Friday 7 June 2019 3:36 pm

Natalia Goncharova review: This exhibition offers a glimpse into a Russia that has long been forgotten

Natalia Goncharova was a Russian avant-garde artist who throughout her career was preoccupied with the world of the Russian peasantry.

Upon entering this exhibition, you’re presented with the artistic culture of an old, lost world; entrancing tray-paintings (an old folk handicraft), stylised versions of traditional religious prints, a peasant’s dress. Goncharova was a modernist, but her modernism was concerned with preserving a dying feudal world, whose artistic traditions were soon to be obsolesced by the October Revolution.

This unique artistic posture – modernism directed away from the modern – invites an interesting question, one that the exhibition sadly doesn’t interrogate. What was Goncharova’s relationship with the world of the Tsar?

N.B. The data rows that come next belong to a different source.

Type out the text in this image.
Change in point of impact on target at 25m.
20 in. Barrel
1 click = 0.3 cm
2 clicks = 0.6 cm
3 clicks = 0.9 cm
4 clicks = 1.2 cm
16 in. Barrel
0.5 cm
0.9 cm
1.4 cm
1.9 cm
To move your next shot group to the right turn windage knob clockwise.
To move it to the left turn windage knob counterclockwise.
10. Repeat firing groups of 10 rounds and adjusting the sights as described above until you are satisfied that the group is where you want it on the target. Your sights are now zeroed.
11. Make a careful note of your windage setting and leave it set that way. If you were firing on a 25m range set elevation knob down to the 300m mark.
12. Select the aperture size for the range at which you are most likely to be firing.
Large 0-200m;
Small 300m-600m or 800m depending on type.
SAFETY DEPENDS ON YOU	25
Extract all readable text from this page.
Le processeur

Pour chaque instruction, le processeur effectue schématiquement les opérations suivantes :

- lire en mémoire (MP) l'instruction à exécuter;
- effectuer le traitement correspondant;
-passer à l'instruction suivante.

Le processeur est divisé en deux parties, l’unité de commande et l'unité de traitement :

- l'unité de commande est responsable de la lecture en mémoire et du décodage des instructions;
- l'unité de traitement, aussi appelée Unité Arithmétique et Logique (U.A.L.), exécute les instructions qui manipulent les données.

An Aristocrat’s daughter, she left Russia for Paris in 1915, and the tumult of the years preceding the Revolution is infused into her work – particularly her urban paintings, which are fraught with unease. Her art doesn’t glorify pre-Revolutionary Russia, but it is willfully blind to the hardships it inflicted upon people. Peasant life was surely not this colourful.

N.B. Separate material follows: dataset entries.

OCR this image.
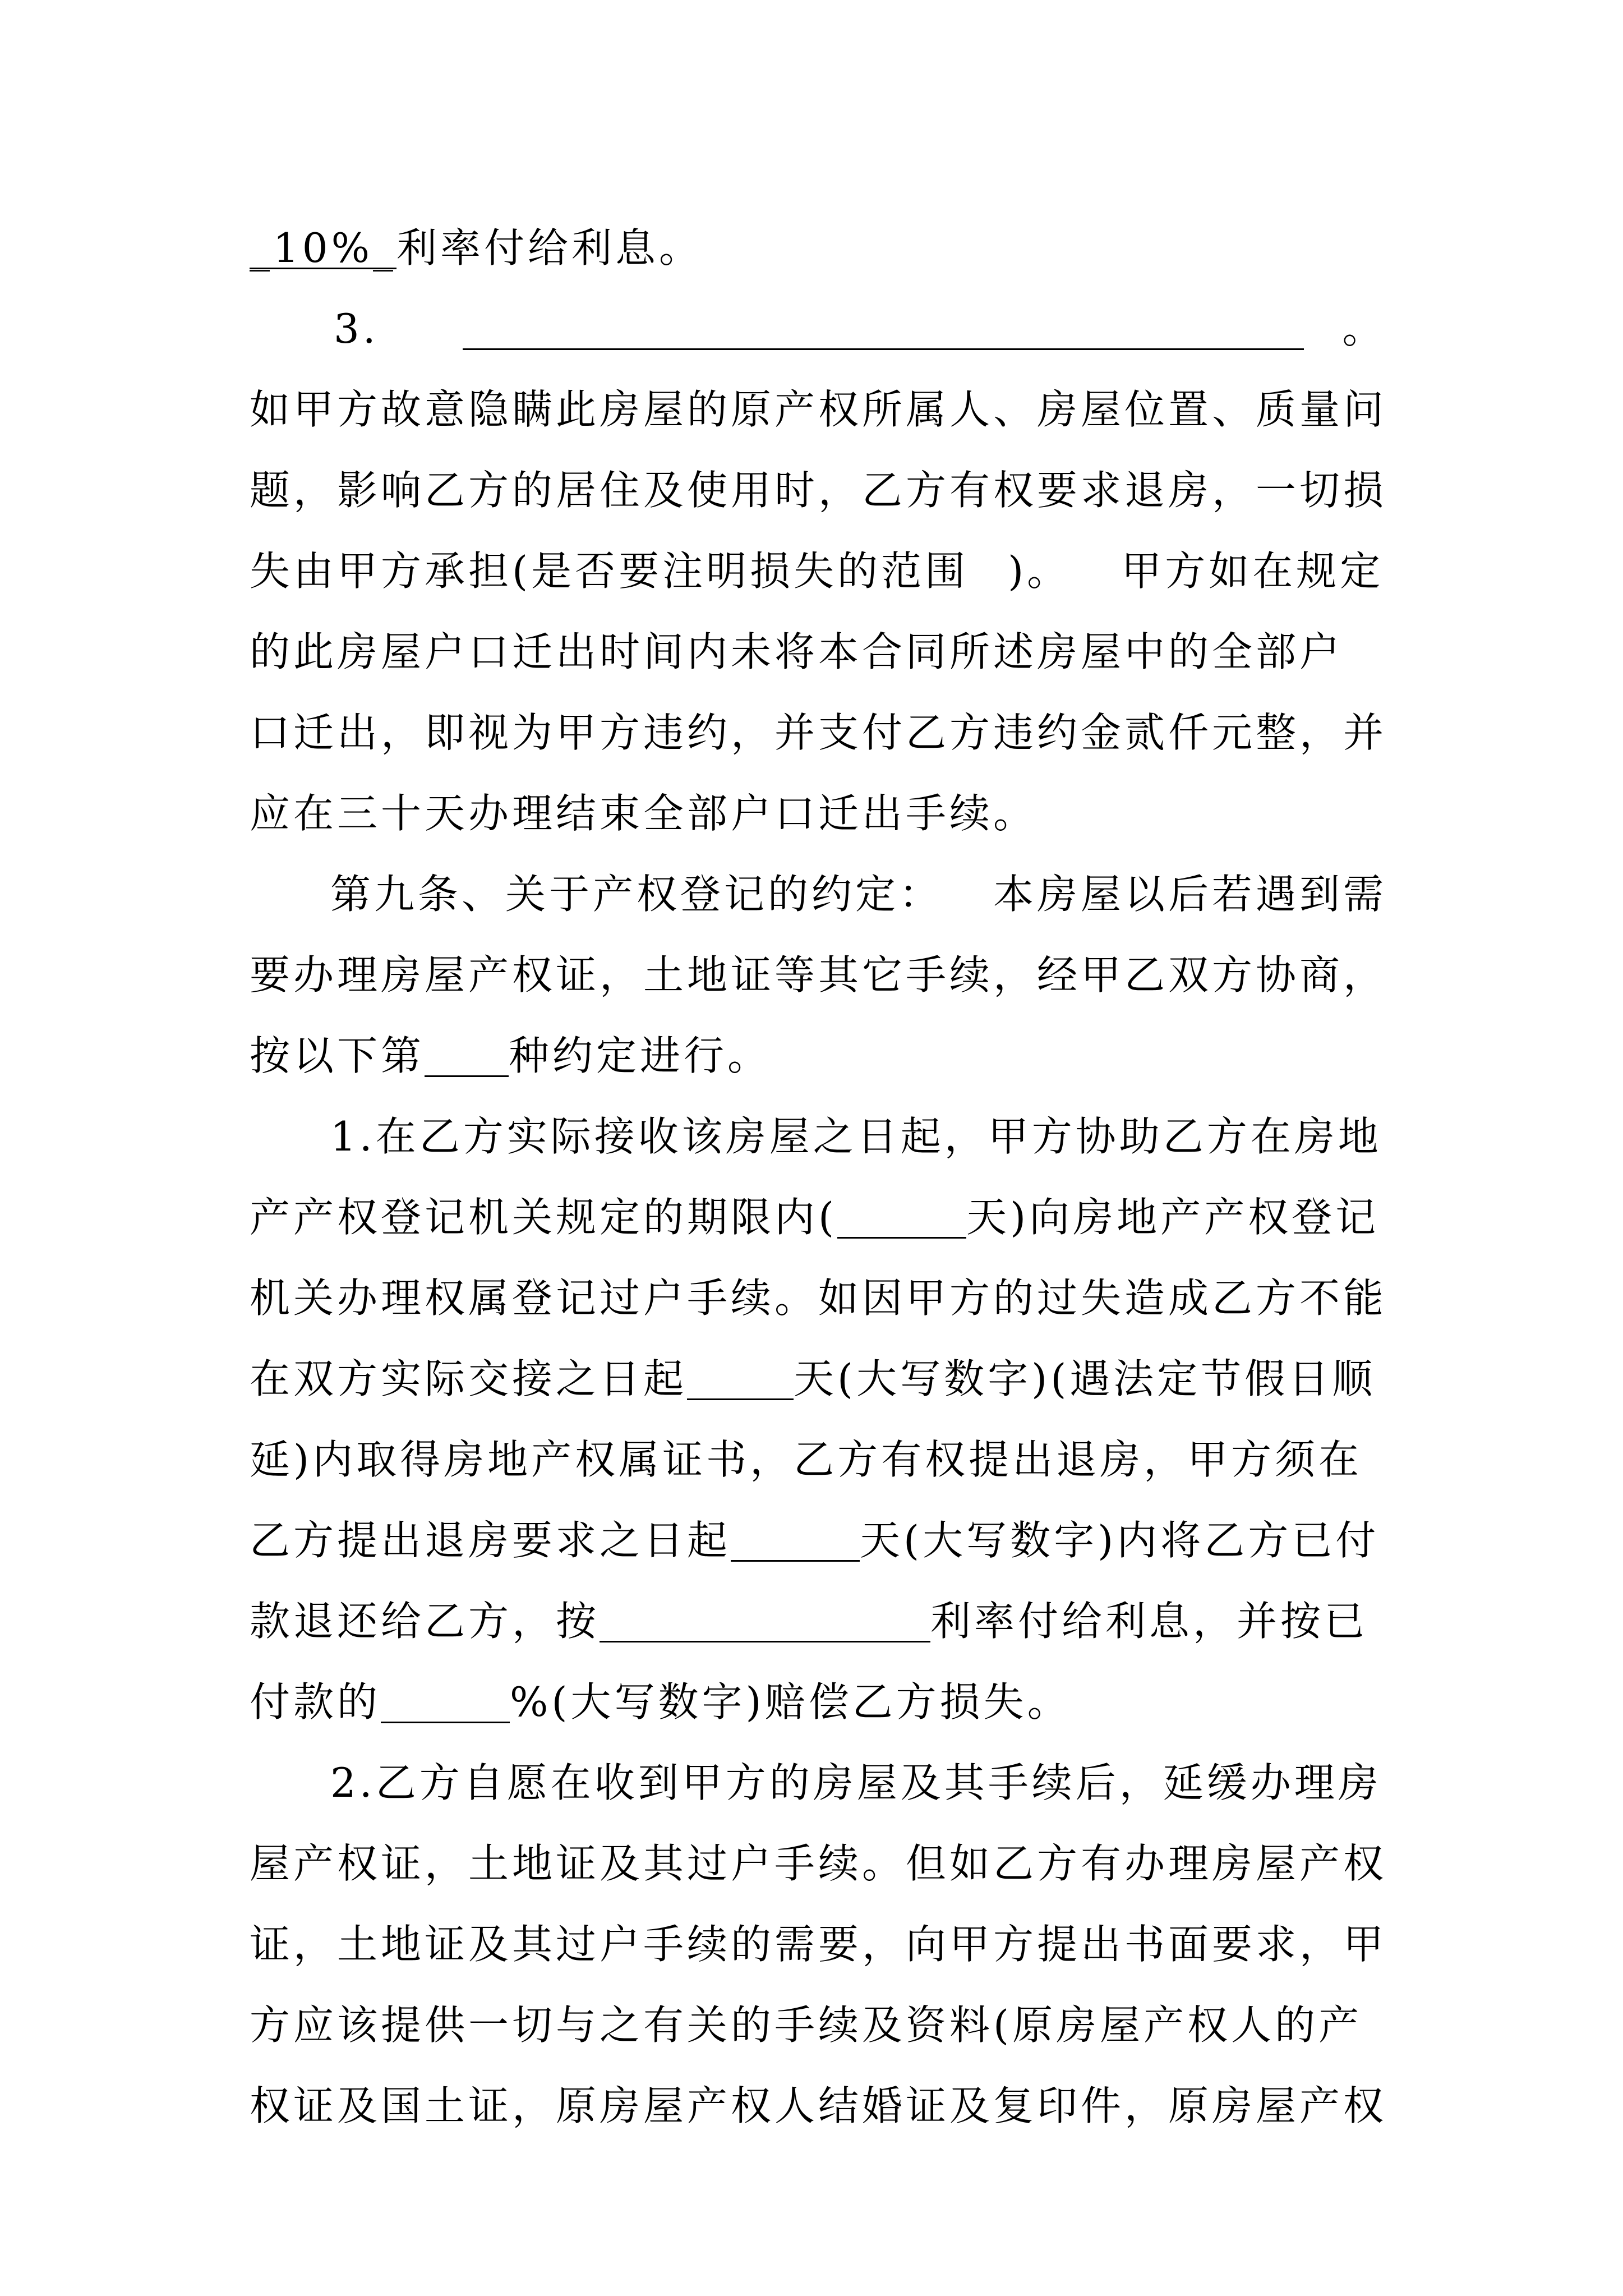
_10%_利率付给利息。
3.	。
如甲方故意隐瞒此房屋的原产权所属人、房屋位置、质量问
题，影响乙方的居住及使用时，乙方有权要求退房，一切损
失由甲方承担(是否要注明损失的范围 )。 甲方如在规定
的此房屋户口迁出时间内未将本合同所述房屋中的全部户
口迁出，即视为甲方违约，并支付乙方违约金贰仟元整，并
应在三十天办理结束全部户口迁出手续。
第九条、关于产权登记的约定： 本房屋以后若遇到需
要办理房屋产权证，土地证等其它手续，经甲乙双方协商，
按以下第 种约定进行。
1.在乙方实际接收该房屋之日起，甲方协助乙方在房地
产产权登记机关规定的期限内(	天)向房地产产权登记
机关办理权属登记过户手续。如因甲方的过失造成乙方不能
在双方实际交接之日起	天(大写数字)(遇法定节假日顺
延)内取得房地产权属证书，乙方有权提出退房，甲方须在
乙方提出退房要求之日起	天(大写数字)内将乙方已付
款退还给乙方，按	利率付给利息，并按已
付款的	%(大写数字)赔偿乙方损失。
2.乙方自愿在收到甲方的房屋及其手续后，延缓办理房
屋产权证，土地证及其过户手续。但如乙方有办理房屋产权
证，土地证及其过户手续的需要，向甲方提出书面要求，甲
方应该提供一切与之有关的手续及资料(原房屋产权人的产
权证及国土证，原房屋产权人结婚证及复印件，原房屋产权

As a result, there is an elitism – perhaps inevitable, given her background – permeating Goncharova’s gaze, which looks at Russian peasantry as Kipling did at Indians under the Raj. She is not interested in the grim reality of their lives, instead finding their value only in their traditions, substituting their humanity for the primitivism and folklore with which she was infatuated.

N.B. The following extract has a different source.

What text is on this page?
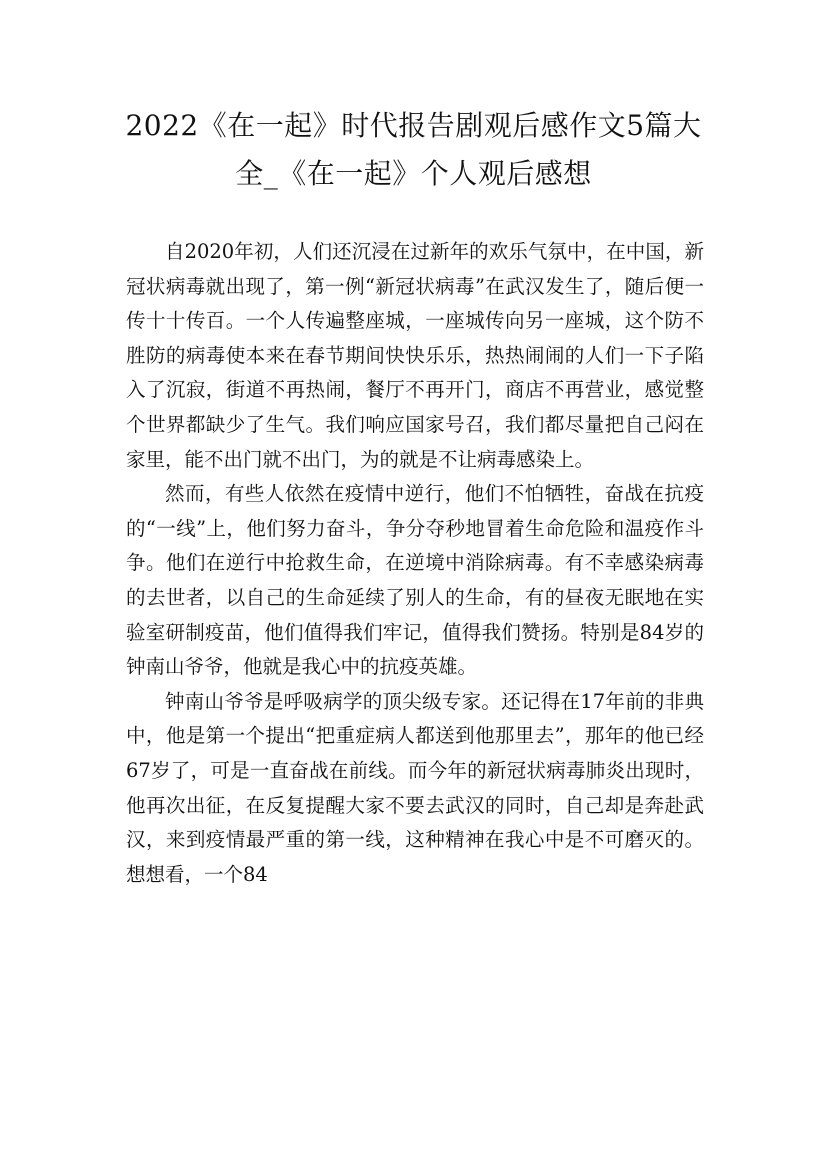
2022《在一起》时代报告剧观后感作文5篇大全_《在一起》个人观后感想

自2020年初，人们还沉浸在过新年的欢乐气氛中，在中国，新冠状病毒就出现了，第一例“新冠状病毒”在武汉发生了，随后便一传十十传百。一个人传遍整座城，一座城传向另一座城，这个防不胜防的病毒使本来在春节期间快快乐乐，热热闹闹的人们一下子陷入了沉寂，街道不再热闹，餐厅不再开门，商店不再营业，感觉整个世界都缺少了生气。我们响应国家号召，我们都尽量把自己闷在家里，能不出门就不出门，为的就是不让病毒感染上。

然而，有些人依然在疫情中逆行，他们不怕牺牲，奋战在抗疫的“一线”上，他们努力奋斗，争分夺秒地冒着生命危险和温疫作斗争。他们在逆行中抢救生命，在逆境中消除病毒。有不幸感染病毒的去世者，以自己的生命延续了别人的生命，有的昼夜无眠地在实验室研制疫苗，他们值得我们牢记，值得我们赞扬。特别是84岁的钟南山爷爷，他就是我心中的抗疫英雄。

钟南山爷爷是呼吸病学的顶尖级专家。还记得在17年前的非典中，他是第一个提出“把重症病人都送到他那里去”，那年的他已经67岁了，可是一直奋战在前线。而今年的新冠状病毒肺炎出现时，他再次出征，在反复提醒大家不要去武汉的同时，自己却是奔赴武汉，来到疫情最严重的第一线，这种精神在我心中是不可磨灭的。想想看，一个84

Crossing between Moscow and Western Europe, Goncharova used her modernist training to explore nascent artistic movements, enmeshing her inimitably slavic style with the rapidity and restlessness of Italian futurism, which called upon artists to embrace the dynamism of modernity (and later, fascism).

The discovery of futurism was a seismic moment in her artistic life, prompting her to move her canvas from Russia’s villages to its factories and city streets. However, her work remains indigenously Russian throughout this shift, with small Slavic touches insinuating themselves into the fractured shafts of colour characteristic of cubo-futurism, a style she helped pioneer.

As the exhibition moves into its final rooms, it introduces a number of clever innovations, overlaying a series of stencil prints, lithographs, and illustrations with contemporaneous Russian poetry and music by Igor Stravinsky. The curators have clearly made an effort to situate Goncharova in the cross-pollinated Eurasian millieu that produced her, and the exhibition also features works by Picasso and André Derain that were part of turn-of-the-century Russian collections, and were influential on her artistic development.

There is something infuriating about this collection, in that it presents, and then leaves mostly unaddressed, a set of contradictions, in the process slightly obscuring the beautiful paintings on show. But it’s also a fascinating glimpse into a world largely alien to us, of peasants and aristocrats, preserved in glorious colour shortly before it was forever destroyed.